Meals are named after the ingredients used to produce them. The name format is generally in the following form:

(Hefty/Hearty) [Ingredient 1]-[Ingredient 2] [meal type] with [ingredient 3] and [ingredient 4] garnish/topping

Meals that have three different primary ingredients are called "hearty" meals, while meals with four different primary ingredients are called "hefty" meals. For example, a vegetable stew made with onion, turnip and carrot would be called "Hearty onion-turnip stew with carrot garnish", while a vegetable stew with onion, turnip, carrot and cabbage would be "Hefty onion-turnip stew with carrot and cabbage garnish". Honey , if added as an optional ingredient, is called a "topping".
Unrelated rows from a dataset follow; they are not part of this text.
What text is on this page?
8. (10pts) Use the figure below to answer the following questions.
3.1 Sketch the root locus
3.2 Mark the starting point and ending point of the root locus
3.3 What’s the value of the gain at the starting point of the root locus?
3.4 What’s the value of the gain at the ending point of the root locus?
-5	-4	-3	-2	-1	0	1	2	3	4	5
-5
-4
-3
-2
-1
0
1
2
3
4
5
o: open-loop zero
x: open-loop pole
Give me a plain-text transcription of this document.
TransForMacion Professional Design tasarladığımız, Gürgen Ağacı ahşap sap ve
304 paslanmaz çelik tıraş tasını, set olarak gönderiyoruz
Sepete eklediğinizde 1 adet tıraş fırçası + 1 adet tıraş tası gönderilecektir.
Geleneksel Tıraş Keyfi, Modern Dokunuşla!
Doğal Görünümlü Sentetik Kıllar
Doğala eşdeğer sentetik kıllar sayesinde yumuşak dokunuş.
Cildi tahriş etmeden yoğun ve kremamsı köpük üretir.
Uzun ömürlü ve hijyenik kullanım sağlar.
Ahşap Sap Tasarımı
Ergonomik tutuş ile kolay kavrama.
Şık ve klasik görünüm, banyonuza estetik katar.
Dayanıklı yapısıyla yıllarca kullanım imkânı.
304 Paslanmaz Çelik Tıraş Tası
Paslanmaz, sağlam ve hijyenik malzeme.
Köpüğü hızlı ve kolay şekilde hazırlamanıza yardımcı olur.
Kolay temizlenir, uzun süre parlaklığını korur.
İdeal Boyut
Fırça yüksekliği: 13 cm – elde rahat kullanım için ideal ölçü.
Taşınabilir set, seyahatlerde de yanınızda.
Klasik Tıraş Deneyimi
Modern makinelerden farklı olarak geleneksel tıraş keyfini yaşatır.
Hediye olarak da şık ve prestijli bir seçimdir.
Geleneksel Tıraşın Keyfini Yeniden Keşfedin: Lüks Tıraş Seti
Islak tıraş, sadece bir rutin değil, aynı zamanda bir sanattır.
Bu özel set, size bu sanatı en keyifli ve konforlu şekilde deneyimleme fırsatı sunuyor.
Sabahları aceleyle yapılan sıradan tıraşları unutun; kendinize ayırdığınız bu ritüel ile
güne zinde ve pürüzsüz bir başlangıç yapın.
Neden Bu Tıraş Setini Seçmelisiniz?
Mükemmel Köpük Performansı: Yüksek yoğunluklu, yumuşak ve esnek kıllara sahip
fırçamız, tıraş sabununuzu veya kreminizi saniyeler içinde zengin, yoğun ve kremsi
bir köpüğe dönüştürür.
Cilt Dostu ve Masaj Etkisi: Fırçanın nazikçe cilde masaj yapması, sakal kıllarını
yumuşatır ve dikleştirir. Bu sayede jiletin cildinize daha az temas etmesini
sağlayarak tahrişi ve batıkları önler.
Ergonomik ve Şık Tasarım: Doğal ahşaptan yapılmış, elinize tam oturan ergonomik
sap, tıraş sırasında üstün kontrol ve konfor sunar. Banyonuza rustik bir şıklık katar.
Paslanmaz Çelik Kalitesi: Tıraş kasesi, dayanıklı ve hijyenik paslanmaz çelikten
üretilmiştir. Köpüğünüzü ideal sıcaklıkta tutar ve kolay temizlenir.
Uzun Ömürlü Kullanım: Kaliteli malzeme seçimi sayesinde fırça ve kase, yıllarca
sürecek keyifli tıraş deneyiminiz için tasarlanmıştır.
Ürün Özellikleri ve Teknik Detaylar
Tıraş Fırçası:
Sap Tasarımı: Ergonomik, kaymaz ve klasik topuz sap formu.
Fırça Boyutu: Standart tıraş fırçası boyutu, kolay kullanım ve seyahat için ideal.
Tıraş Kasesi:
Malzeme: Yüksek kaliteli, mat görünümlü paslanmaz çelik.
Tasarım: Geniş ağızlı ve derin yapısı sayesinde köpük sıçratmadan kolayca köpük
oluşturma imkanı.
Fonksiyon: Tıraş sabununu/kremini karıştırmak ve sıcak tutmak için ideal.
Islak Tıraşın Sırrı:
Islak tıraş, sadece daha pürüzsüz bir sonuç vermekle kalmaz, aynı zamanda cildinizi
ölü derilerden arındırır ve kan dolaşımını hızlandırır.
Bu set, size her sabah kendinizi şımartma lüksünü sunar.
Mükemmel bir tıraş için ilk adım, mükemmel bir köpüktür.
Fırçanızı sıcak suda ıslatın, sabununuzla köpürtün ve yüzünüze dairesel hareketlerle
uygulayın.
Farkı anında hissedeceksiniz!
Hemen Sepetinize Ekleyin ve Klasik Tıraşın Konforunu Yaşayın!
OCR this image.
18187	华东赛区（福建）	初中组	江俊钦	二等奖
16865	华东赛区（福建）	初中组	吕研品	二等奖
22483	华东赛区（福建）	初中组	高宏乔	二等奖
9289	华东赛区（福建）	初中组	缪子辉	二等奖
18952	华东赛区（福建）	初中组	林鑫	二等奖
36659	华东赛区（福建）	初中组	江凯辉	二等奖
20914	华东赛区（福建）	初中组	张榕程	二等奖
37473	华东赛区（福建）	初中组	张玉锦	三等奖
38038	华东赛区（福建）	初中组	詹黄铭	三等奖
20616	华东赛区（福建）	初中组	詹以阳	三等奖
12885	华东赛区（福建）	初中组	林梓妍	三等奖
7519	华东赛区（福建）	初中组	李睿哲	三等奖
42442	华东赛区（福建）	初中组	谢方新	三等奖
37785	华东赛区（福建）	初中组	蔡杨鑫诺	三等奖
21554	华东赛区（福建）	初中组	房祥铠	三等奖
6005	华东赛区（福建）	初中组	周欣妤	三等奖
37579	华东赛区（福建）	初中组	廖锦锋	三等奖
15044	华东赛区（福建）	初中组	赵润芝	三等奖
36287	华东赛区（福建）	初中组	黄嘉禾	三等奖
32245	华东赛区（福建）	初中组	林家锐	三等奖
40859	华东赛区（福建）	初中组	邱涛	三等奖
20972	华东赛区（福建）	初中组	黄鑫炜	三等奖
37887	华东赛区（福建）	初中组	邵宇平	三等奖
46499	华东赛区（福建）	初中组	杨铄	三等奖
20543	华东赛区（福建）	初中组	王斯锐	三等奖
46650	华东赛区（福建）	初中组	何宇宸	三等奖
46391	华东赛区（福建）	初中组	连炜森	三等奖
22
The names are purely descriptive and have no additional impact on a meal's effects.

Usage

Once a meal is cooked it will be stored in the cooking pot. In order to actually eat the meal, players must place down the pot containing the meal on a block (leaving it on the firepit will also work) and use an equipped bowl on the cooking pot to fill the bowl with a single portion. The player can then eat that portion of the meal.

The satiety of a meal is the total satiety of all its ingredients. Once a player consumes a meal, it will halt satiety loss for a short time, meaning that the player needs to eat less food overall. Specifically, for every 100 satiety granted by meals, the hunger bar will stop increasing for 30 seconds.

Meals can also be placed into crocks to preserve them. To do so, equip the crock and use it on the cooking pot or bowl containing the meal. Preserved crocks can then be sealed with fat and placed in a cellar to further extend their shelf life.

History

  • Before version 1.18.0, soybeans and peanuts could not be used as the primary ingredients of vegetable stew, only as an add-on.
  • Until version 1.18.0 verify? the maximum serving size of all meals was four.